NOTEPAD
installation, 2019
An act of protest and commemoration disguised as a stack of ordinary yellow legal pads. When the pages are magnified, each ruled line is revealed to be microprinted text enumerating the full names, dates, and locations of each Iraqi civilian death on record over the first three years of the Iraq War. In 2010, a printed edition of one hundred notepads was covertly distributed to US representatives and senators. As a form of Trojan Horse, the effort injected transgressive data into the halls of power and put the pages into circulation around Capitol Hill. Eventually, many of these sheets will be memorialized in official archives where the names of Iraqi civilians will also find historical recognition.
Matt Kenyon (US)
Matt Kenyon is a new media artist and designer.
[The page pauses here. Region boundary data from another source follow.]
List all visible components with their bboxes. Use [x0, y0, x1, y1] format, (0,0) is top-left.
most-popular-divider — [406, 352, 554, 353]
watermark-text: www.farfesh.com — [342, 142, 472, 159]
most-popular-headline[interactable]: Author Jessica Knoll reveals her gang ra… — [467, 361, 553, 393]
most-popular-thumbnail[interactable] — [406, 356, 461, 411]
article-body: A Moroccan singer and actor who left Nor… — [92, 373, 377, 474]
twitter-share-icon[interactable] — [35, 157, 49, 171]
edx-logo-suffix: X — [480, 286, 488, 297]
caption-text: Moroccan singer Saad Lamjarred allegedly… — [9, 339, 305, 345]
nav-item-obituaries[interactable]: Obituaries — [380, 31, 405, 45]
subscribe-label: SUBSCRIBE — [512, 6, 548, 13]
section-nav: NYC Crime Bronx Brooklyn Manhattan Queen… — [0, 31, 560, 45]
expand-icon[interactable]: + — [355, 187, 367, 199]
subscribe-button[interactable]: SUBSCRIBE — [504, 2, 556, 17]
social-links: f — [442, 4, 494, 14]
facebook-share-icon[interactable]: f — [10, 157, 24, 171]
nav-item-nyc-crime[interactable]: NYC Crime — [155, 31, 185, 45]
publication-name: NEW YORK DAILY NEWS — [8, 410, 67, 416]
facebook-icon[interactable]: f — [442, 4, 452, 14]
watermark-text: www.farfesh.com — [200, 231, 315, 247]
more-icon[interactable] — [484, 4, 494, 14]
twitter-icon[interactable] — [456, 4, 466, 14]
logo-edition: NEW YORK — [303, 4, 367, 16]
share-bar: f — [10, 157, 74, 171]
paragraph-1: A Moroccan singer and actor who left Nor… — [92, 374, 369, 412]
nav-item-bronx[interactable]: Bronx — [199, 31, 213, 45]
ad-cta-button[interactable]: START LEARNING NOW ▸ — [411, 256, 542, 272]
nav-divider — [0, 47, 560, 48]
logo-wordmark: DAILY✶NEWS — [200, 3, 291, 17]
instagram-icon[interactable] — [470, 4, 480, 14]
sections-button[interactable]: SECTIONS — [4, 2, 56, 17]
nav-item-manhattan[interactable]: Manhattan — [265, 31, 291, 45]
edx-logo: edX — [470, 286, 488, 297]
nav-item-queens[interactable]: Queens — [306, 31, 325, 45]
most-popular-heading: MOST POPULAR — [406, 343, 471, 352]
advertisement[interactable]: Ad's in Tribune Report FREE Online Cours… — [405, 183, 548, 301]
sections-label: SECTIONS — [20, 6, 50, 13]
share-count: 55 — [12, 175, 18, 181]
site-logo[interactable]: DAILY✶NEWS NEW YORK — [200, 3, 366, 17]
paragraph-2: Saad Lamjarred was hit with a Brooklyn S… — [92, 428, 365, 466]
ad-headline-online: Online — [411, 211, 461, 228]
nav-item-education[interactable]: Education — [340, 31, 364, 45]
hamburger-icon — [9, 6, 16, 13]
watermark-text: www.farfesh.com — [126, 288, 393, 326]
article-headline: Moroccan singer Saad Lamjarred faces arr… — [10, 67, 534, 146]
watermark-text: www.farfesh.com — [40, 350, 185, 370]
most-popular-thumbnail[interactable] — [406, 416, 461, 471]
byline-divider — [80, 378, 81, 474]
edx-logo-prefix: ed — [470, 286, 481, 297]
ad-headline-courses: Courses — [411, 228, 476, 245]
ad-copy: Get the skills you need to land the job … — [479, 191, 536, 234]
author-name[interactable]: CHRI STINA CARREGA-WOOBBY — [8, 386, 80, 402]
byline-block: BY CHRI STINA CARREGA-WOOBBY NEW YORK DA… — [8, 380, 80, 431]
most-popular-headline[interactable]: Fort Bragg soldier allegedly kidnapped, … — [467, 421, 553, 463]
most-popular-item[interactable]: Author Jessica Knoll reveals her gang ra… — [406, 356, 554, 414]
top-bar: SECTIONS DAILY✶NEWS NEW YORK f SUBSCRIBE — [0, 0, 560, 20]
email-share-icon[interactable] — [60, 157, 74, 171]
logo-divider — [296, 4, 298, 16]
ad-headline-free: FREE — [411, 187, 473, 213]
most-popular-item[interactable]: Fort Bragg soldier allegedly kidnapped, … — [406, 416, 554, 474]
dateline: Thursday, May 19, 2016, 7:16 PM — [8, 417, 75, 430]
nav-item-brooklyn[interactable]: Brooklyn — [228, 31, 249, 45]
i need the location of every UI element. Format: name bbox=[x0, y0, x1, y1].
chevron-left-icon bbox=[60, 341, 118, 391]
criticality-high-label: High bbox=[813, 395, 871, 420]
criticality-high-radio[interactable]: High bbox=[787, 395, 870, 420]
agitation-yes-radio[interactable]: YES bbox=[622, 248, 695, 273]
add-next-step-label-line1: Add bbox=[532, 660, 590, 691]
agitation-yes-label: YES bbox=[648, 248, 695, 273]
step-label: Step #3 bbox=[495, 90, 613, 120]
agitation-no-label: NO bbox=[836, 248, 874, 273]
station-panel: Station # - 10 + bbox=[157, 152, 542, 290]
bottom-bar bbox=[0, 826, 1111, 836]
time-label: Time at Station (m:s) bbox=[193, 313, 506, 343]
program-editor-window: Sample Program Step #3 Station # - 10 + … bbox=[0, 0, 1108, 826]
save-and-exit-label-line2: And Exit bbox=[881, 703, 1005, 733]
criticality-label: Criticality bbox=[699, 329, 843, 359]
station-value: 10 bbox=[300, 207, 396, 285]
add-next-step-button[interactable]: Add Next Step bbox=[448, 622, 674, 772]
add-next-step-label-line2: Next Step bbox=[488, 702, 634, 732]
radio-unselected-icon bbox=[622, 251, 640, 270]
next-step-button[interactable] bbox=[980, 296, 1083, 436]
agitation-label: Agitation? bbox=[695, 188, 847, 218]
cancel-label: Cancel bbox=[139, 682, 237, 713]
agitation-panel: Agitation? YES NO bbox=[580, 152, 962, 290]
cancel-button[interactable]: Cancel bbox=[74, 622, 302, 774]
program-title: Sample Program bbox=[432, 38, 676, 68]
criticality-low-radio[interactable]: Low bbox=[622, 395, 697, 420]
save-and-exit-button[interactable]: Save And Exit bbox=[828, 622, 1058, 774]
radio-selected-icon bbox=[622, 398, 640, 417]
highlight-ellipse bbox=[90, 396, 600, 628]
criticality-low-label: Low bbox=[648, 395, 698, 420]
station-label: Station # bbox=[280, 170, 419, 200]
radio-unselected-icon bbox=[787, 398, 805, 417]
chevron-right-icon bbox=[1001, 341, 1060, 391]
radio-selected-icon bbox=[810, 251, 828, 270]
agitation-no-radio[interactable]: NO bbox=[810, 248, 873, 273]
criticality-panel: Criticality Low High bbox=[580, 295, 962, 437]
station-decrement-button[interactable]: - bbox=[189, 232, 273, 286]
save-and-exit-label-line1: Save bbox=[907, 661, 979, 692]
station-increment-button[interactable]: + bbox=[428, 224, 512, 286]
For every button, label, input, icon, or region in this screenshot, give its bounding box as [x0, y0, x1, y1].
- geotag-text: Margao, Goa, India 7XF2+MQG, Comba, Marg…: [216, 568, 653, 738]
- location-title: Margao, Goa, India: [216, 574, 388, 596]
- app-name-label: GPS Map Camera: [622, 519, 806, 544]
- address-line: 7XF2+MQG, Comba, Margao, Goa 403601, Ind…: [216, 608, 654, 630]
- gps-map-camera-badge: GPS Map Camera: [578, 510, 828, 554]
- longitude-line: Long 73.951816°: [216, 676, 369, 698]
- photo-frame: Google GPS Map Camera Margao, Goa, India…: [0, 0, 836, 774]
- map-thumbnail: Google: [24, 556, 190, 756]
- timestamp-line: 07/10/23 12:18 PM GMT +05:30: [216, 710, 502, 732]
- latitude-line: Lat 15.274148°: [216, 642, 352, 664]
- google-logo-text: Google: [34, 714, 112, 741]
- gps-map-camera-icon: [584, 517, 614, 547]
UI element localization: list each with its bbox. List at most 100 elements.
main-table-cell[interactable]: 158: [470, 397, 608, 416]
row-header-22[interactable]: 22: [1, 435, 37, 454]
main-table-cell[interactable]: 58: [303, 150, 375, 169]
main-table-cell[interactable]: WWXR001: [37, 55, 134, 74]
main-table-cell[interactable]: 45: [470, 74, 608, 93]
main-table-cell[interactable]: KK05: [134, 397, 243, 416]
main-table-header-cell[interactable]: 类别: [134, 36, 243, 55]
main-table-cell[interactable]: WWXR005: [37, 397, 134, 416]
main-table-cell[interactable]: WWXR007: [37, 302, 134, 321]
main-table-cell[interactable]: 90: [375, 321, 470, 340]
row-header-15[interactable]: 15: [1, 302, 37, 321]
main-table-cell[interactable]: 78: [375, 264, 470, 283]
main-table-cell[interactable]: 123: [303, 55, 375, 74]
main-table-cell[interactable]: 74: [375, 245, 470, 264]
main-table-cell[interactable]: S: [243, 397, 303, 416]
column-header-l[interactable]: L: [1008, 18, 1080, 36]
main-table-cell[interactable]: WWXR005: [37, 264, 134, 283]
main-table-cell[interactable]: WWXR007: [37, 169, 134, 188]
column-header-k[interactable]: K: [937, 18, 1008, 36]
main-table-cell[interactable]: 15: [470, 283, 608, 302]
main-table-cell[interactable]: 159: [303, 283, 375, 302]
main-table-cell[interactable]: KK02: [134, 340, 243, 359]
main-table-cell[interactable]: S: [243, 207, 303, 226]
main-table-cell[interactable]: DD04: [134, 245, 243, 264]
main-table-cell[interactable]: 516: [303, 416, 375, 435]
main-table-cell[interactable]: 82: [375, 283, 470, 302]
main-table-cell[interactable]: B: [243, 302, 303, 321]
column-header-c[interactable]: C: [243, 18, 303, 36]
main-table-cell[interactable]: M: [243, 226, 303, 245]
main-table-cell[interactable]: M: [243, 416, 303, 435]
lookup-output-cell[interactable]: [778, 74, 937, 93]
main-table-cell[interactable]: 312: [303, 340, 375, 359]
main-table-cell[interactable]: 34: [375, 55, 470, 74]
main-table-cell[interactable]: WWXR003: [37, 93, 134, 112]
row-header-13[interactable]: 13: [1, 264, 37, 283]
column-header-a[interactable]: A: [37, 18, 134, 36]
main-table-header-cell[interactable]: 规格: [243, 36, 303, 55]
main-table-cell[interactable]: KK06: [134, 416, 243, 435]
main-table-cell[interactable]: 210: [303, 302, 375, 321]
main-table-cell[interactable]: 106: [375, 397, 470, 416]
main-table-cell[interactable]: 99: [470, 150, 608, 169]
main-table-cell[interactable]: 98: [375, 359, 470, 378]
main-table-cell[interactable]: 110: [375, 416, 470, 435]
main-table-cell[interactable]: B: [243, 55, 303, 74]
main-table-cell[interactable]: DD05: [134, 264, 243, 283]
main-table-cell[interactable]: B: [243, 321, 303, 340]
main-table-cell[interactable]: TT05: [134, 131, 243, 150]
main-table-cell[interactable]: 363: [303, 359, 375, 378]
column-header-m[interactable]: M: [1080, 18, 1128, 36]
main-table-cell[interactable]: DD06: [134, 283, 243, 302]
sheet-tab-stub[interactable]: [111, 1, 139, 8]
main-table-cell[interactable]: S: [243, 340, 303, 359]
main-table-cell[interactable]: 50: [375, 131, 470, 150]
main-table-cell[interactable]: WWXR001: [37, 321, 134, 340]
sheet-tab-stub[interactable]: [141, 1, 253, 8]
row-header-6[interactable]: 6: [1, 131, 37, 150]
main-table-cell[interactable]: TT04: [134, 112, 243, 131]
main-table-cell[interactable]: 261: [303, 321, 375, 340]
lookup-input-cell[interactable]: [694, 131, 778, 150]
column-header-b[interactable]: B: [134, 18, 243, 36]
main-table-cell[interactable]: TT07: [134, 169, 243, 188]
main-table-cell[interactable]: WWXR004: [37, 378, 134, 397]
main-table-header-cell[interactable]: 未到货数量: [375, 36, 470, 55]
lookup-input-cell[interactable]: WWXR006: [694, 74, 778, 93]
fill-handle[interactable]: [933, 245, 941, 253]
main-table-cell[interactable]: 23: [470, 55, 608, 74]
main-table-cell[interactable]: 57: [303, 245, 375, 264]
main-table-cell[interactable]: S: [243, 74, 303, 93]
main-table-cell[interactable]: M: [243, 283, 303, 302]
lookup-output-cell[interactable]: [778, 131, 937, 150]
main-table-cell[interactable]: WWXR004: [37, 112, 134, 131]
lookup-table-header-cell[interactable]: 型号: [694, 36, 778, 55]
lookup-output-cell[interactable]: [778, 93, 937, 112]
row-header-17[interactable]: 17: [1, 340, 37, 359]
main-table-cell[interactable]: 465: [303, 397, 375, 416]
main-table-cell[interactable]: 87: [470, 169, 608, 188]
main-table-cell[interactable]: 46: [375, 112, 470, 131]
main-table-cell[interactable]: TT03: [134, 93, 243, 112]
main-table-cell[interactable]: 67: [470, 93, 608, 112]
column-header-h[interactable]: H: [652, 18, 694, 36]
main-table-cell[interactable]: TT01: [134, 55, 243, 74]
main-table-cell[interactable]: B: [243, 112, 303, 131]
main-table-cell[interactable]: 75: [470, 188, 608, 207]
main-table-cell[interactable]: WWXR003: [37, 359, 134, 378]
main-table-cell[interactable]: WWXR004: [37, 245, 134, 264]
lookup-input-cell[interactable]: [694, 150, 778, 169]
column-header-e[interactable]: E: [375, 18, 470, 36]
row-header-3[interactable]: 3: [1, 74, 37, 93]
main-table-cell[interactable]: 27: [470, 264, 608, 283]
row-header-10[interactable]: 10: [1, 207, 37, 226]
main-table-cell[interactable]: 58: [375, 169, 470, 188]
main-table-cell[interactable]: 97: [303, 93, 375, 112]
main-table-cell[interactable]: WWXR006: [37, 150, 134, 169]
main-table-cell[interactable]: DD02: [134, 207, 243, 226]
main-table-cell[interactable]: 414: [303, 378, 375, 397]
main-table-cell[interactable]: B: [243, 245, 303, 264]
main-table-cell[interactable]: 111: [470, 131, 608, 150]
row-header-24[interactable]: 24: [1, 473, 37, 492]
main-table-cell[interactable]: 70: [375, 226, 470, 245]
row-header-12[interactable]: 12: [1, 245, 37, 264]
Kenyon’s work has been exhibited nationally and internationally in such venues as the Museum of Modern Art, New York, MOCAD Detroit, Science Gallery Dublin, Centre de Cultura Contemporània de Barcelona, and the International Print Center. He is a TED Fellow, a MacDowell Fellow, and his work has been awarded the FILE Prix Lux. His work has been featured in The New York Times, Wired, and Gizmodo, and has also appeared in edited volumes such as A Touch of Code (Gestalten Press) and Adversarial Design (MIT Press). He lives and works in Buffalo, New York, where he is an Associate Professor in the Department of Art at the University at Buffalo, and part of PLATFORM, UB’s socially engaged design study.